Mudau further pointed out that Zuma’s evidence in support of his bid to force Khampepe to step down demonstrated exactly why judges needed the protection offered by section 47 of the Superior Courts Act.
“[Zuma] makes serious personal accusations against Justice Khampepe,” the judge said.
“At paragraph 36 of the founding affidavit, he refers to ‘my own personal reluctance to the chairperson given her leading role in writing and handing down the two judgments which led to my unfair, improper and irregular detention without trial in July 2021. At paragraph 39, he alleges ‘actual bias’ and ‘gross misconduct.’ At paragraph 43, he refers to ‘the attempts to criminalise the exposure of corruption’. At paragraph 84, he alleges ‘prima facie violation of the provisions of section 8 of PRECCA [Prevention and Combating of Corrupt Activities Act], which is a criminal offence’,” Mudau found.
These were “not mere administrative gripes; they are direct attacks on the character and integrity of a retired judicial officer”, Mudau said.
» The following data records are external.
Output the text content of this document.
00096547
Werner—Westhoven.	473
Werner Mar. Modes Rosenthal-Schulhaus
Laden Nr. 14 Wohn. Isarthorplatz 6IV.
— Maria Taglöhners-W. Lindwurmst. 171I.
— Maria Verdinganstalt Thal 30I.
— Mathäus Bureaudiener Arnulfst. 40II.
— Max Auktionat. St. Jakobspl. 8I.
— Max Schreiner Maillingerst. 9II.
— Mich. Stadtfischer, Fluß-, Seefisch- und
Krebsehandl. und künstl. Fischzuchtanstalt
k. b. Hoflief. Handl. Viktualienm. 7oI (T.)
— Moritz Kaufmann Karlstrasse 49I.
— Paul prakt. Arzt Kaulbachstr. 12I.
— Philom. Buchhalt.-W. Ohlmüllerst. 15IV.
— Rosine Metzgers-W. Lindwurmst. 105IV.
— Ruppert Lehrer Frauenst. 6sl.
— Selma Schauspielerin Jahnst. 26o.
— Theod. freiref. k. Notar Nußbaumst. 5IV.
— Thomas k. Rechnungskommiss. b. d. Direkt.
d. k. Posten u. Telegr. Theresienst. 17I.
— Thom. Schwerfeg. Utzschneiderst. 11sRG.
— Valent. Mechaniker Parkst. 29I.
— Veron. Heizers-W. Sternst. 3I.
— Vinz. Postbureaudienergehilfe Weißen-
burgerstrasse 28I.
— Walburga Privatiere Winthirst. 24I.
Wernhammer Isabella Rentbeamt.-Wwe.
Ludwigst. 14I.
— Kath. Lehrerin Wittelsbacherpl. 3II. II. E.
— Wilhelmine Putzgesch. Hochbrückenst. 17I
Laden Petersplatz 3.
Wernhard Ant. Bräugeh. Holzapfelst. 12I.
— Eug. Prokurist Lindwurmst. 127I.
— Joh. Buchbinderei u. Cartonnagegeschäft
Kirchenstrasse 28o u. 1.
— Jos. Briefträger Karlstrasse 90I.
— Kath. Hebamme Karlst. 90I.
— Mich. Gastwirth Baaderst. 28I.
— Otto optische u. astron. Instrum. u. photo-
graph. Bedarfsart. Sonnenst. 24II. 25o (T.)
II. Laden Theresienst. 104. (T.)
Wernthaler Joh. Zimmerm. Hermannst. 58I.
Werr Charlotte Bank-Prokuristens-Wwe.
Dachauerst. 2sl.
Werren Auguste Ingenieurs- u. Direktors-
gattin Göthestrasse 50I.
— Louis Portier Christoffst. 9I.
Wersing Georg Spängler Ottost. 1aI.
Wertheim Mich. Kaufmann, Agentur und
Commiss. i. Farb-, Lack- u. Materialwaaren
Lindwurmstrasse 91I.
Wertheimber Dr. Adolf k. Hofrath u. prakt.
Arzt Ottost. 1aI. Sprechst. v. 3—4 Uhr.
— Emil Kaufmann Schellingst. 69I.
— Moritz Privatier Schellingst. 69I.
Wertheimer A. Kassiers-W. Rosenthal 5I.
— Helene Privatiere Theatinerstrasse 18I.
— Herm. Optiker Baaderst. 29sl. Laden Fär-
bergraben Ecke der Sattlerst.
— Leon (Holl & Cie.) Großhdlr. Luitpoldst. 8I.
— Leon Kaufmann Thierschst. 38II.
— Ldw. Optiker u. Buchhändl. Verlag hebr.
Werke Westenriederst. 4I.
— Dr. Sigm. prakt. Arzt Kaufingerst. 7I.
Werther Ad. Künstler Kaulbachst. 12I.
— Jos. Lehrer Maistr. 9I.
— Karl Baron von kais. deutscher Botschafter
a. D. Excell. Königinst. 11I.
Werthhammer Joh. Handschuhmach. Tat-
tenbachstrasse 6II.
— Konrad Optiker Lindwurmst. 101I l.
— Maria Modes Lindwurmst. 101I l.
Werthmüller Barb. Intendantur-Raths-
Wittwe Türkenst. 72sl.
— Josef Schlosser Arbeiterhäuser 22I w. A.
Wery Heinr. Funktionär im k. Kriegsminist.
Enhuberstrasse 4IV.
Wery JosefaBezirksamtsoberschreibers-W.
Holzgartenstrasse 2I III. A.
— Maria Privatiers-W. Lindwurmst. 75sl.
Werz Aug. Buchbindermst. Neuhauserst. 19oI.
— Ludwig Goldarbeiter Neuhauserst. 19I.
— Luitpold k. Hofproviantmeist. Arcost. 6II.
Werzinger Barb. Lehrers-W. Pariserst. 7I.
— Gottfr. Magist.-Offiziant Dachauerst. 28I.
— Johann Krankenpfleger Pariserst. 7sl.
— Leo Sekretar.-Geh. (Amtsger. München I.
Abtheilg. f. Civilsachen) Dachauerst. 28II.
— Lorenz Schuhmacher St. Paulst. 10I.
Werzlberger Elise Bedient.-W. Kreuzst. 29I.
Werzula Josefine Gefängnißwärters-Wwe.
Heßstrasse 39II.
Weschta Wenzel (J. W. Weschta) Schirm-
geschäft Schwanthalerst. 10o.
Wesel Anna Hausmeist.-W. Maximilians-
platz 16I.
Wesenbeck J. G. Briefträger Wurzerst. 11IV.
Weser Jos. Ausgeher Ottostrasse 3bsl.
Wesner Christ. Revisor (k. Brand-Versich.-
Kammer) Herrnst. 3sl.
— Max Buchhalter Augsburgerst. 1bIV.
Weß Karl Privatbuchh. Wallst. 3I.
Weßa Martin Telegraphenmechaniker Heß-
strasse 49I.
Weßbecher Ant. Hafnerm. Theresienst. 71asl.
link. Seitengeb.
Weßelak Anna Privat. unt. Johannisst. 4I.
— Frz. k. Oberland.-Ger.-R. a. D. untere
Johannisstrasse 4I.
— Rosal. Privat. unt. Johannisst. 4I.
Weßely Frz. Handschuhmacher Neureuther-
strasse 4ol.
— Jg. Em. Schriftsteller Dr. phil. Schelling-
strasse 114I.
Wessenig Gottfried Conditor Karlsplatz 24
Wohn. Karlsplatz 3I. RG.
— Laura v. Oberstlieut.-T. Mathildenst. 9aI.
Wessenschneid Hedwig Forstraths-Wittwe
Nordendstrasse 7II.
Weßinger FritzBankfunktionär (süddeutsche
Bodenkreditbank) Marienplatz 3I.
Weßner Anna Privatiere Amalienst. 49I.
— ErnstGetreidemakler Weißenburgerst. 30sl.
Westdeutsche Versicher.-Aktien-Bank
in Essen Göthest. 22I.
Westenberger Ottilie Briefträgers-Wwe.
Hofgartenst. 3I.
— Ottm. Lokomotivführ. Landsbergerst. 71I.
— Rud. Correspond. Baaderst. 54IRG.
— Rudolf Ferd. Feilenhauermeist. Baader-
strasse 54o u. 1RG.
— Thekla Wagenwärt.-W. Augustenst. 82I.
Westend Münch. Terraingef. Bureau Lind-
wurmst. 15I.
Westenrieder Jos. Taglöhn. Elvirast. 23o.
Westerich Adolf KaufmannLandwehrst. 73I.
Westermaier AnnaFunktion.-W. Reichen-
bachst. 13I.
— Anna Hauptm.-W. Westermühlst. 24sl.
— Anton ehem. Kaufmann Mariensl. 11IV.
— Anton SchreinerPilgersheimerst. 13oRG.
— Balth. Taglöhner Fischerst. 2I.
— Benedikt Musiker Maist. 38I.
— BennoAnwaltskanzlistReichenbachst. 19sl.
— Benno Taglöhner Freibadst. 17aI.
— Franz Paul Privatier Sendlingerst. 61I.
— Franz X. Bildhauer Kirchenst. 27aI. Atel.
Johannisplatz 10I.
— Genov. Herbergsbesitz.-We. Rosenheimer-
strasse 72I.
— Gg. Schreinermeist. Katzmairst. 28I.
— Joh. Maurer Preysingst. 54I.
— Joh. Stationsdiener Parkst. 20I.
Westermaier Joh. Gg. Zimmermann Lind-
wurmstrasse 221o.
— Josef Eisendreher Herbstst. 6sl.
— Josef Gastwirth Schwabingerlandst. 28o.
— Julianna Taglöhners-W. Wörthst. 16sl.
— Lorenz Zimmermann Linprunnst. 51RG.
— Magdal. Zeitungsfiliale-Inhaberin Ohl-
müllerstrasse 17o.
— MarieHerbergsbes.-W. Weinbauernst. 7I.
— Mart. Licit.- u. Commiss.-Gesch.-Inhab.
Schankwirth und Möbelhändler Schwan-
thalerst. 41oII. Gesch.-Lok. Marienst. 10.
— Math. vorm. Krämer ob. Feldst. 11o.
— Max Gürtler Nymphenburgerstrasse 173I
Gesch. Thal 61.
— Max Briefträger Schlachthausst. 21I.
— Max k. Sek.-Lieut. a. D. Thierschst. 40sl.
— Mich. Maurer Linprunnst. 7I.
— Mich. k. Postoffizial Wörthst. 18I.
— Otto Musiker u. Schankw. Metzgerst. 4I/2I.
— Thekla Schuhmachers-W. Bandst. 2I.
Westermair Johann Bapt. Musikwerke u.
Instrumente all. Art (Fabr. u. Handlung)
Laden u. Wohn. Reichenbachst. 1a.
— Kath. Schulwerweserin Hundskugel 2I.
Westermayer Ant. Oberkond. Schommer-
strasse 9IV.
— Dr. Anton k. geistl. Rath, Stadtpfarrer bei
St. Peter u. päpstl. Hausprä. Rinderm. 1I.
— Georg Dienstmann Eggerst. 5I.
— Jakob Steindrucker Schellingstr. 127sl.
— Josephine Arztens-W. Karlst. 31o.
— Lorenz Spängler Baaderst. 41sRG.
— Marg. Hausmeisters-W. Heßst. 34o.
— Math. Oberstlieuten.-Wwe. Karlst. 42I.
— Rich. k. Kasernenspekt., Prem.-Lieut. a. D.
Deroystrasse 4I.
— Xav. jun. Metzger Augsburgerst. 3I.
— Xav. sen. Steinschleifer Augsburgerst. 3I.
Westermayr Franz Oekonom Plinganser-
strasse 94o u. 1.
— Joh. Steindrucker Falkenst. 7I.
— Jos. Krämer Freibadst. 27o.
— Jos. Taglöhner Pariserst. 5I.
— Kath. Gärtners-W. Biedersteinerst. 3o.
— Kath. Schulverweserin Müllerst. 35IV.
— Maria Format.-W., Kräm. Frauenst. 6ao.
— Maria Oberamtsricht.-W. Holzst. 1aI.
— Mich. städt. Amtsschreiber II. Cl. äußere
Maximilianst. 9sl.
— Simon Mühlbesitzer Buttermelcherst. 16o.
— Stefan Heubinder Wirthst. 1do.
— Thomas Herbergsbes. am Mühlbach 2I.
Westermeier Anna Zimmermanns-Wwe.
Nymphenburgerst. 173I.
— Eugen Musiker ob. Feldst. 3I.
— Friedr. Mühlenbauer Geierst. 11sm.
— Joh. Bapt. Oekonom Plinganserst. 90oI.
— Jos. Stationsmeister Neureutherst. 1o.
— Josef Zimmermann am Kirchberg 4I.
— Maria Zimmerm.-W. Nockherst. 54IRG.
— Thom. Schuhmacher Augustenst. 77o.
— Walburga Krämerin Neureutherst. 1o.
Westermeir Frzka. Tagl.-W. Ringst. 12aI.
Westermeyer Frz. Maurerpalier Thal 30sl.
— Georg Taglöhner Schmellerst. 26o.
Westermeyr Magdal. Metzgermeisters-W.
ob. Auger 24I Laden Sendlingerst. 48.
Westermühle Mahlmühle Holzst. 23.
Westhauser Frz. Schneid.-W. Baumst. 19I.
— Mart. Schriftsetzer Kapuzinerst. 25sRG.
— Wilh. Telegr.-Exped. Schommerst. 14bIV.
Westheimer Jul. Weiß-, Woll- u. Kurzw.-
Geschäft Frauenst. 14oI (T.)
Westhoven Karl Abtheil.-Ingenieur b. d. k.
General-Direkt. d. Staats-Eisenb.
They are precisely the kind of proceedings for which the legislature, through section 47, intended to create a filter. [Khampepe] is entitled to the protection of this provision, not as a personal privilege, but because the independence and dignity of the judiciary as an institution require it.
While Zuma and Mbeki contended that Khampepe was serving as a commissioner in an inquiry and not as a judge, and therefore they were not required to seek Maya’s permission to sue her, Mudau dismissed that argument as “illusory” – particularly given that Zuma had attacked her for writing the ruling that jailed him for contempt of the Constitutional Court.
“The fact that two former presidents join forces, and in the case of the [Zuma], to attack a retired judge of the Constitutional Court, only underscores the need for the protective mechanism of section 47. If such powerful litigants can take legal action against a judge without prior consent, the potential for abuse is manifest,” he said.
READ | Khampepe has ‘no one to protect her’, ‘left out to dry’, court hears
While noting that President Cyril Ramaphosa had told the court that he had asked Khampepe to step down after discovering that she had served on the TRC’s amnesty committee and had worked at the National Prosecuting Authority (NPA) – facts that have been publicly known for years – Mudau said this did not alter the need for the judiciary to be protected “from all litigants, regardless of their status or the perceived merit of their claims”.
“The fact that the president now shares those concerns cannot cure a fundamental jurisdictional defect,” he said.
In his recusal case against Khampepe, Zuma had argued that the retired justice – who ordered the then Public Protector Busisiwe Mkhwebane to personally pay the costs of her failed Reserve Bank report litigation because of apparent dishonesty – should be ordered to personally pay the costs of his litigation for “the spurious and patently meritless technical points taken” in her response.
After pointing out that Khampepe was correct in arguing that Zuma and Mbeki needed Maya’s permission to sue her, Mudau stressed that this “technical point”… is not a mere technicality.
“It is a jurisdictional prerequisite that goes to the very competence of this court to hear the matter. The fact that [Zuma and Mbeki] chose to ignore this requirement and now seek to punish [Khampepe] for raising it is further evidence of the need for the protective mechanism provided by section 47. In any event, it can never be said that [Khampepe’s] conduct – in raising what essentially amounts to a point of law – materially deviated from what is expected of a professional in her position, such as to warrant censure in the form of a de bonis propriis costs order.”
He ordered Zuma and Mbeki to pay the legal costs of Khampepe and her commission.
The dissenting judgment, given by Judge Lebogang Modiba, was not included in Mudau’s ruling.